Apprendimento Profondo Stocastico: Un Quadro Probabilistico per la Modellazione dell'Incertezza nei Dati Temporali Strutturati

Immagine generata da Gemini AI
L'articolo presenta l'Inferenzia Differenziale Stocastica Latente (SLDI), un framework che combina equazioni differenziali stocastiche (SDE) e modelli generativi profondi per migliorare la quantificazione dell'incertezza nel machine learning. Integrando un SDE di Itô nello spazio latente di un autoencoder variazionale, SLDI supporta la modellazione in tempo continuo e utilizza reti neurali per parametrizzare i componenti delle SDE. Questo approccio affronta il problema del campionamento irregolare dei dati mantenendo un rigoroso fondamento matematico. Le principali innovazioni includono un sistema accoppiato di dinamiche latenti e gradienti in avanti e all'indietro, insieme a una perdita aggiuntiva regolarizzata in modo pathwise per stabilizzare l'addestramento negli SDE latenti profondi, aprendo la strada a progressi nel machine learning probabilistico stocastico.

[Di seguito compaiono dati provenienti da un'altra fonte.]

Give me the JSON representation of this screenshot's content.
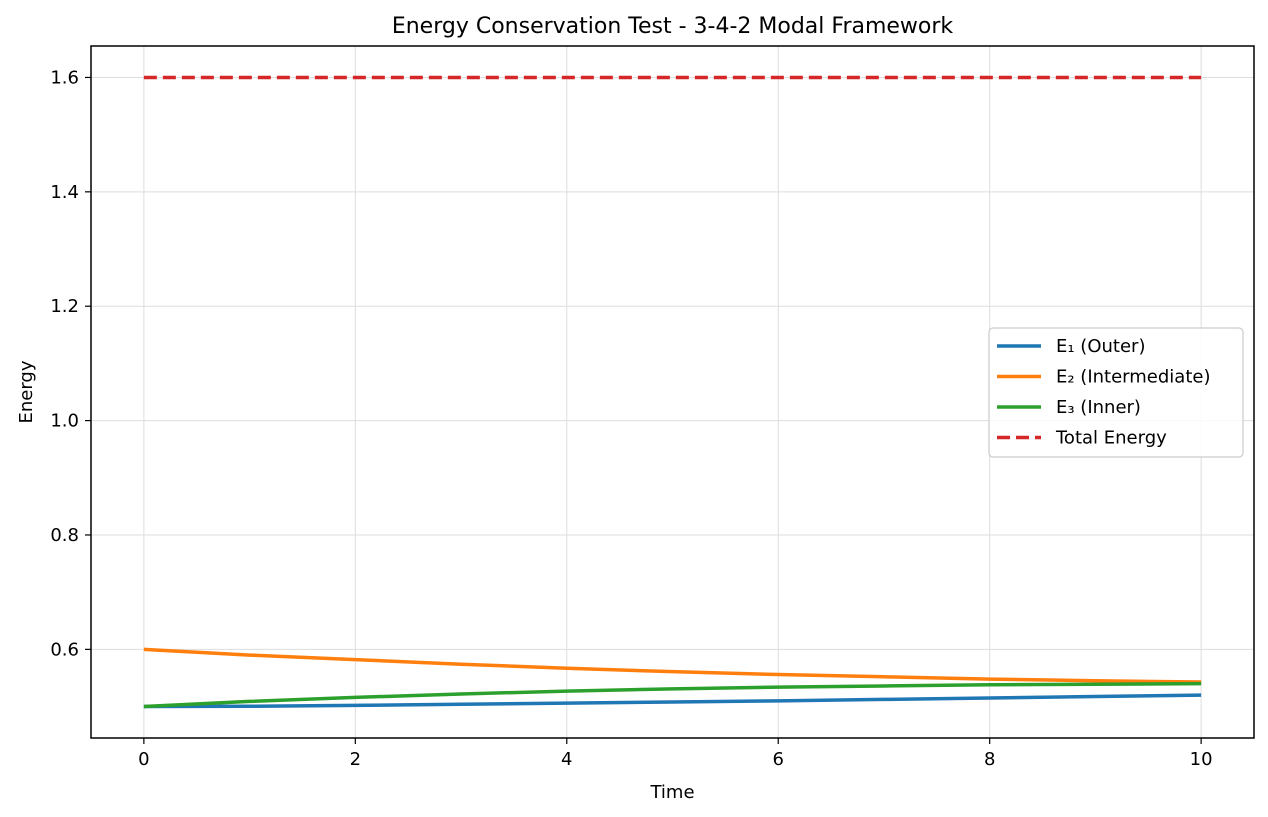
{
  "chart_data": {
    "type": "line",
    "title": "Energy Conservation Test - 3-4-2 Modal Framework",
    "xlabel": "Time",
    "ylabel": "Energy",
    "xlim": [
      -0.5,
      10.5
    ],
    "ylim": [
      0.445,
      1.655
    ],
    "xticks": [
      0,
      2,
      4,
      6,
      8,
      10
    ],
    "yticks": [
      0.6,
      0.8,
      1.0,
      1.2,
      1.4,
      1.6
    ],
    "xtick_labels": [
      "0",
      "2",
      "4",
      "6",
      "8",
      "10"
    ],
    "ytick_labels": [
      "0.6",
      "0.8",
      "1.0",
      "1.2",
      "1.4",
      "1.6"
    ],
    "grid": true,
    "legend_position": "center-right",
    "x": [
      0,
      1,
      2,
      3,
      4,
      5,
      6,
      7,
      8,
      9,
      10
    ],
    "series": [
      {
        "name": "E₁ (Outer)",
        "color": "#1f77b4",
        "style": "solid",
        "values": [
          0.5,
          0.5005,
          0.502,
          0.504,
          0.506,
          0.508,
          0.51,
          0.5125,
          0.515,
          0.5175,
          0.52
        ]
      },
      {
        "name": "E₂ (Intermediate)",
        "color": "#ff7f0e",
        "style": "solid",
        "values": [
          0.6,
          0.59,
          0.582,
          0.574,
          0.567,
          0.561,
          0.556,
          0.552,
          0.548,
          0.545,
          0.543
        ]
      },
      {
        "name": "E₃ (Inner)",
        "color": "#2ca02c",
        "style": "solid",
        "values": [
          0.5,
          0.509,
          0.516,
          0.522,
          0.527,
          0.531,
          0.534,
          0.536,
          0.538,
          0.539,
          0.54
        ]
      },
      {
        "name": "Total Energy",
        "color": "#d62728",
        "style": "dashed",
        "values": [
          1.6,
          1.6,
          1.6,
          1.6,
          1.6,
          1.6,
          1.6,
          1.6,
          1.6,
          1.6,
          1.6
        ]
      }
    ]
  }
}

Progressi nella Quantificazione dell'Incertezza con il Framework di Deep Learning Stocastico
È stato proposto un nuovo framework noto come Inferenza Differenziale Latente Stocastica (SLDI) per migliorare la quantificazione dell'incertezza nelle applicazioni di machine learning che coinvolgono dati temporali strutturati. Integrando equazioni differenziali stocastiche (SDE) con modelli generativi profondi, questo approccio offre un nuovo metodo per la modellazione dell'incertezza in tempo continuo.

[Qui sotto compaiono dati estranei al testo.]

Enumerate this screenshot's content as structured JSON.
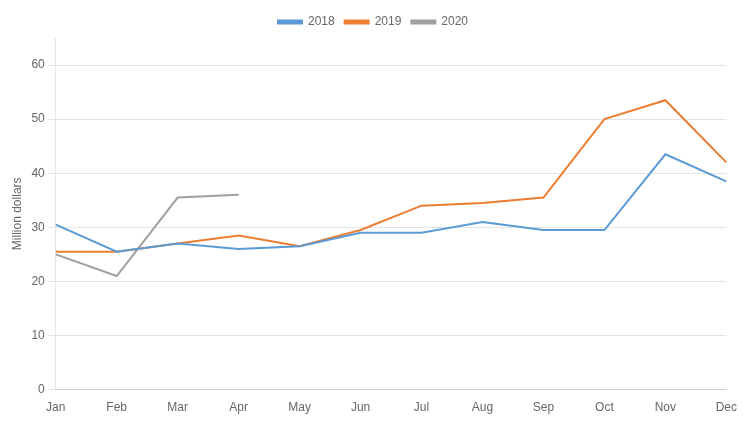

Il framework incorpora un SDE di Itô all'interno dello spazio latente di un autoencoder variazionale, permettendo una modellazione dell'incertezza flessibile. I componenti chiave dell'SDE—i termini di deriva e diffusione—sono parametrizzati utilizzando reti neurali, consentendo al modello SLDI di generalizzare i modelli classici di serie temporali e di gestire efficacemente campionamenti irregolari.
Contributi Teorici
Un avanzamento significativo è la co-parametrizzazione dello stato adgiunto con una rete neurale specializzata, creando un sistema accoppiato in avanti-indietro che cattura sia l'evoluzione latente che la dinamica del gradiente. Inoltre, l'introduzione di una perdita adgiunta regolarizzata per percorso migliora la stabilità dell'addestramento negli SDE latenti profondi, rendendo SLDI un sviluppo notevole nel machine learning probabilistico stocastico.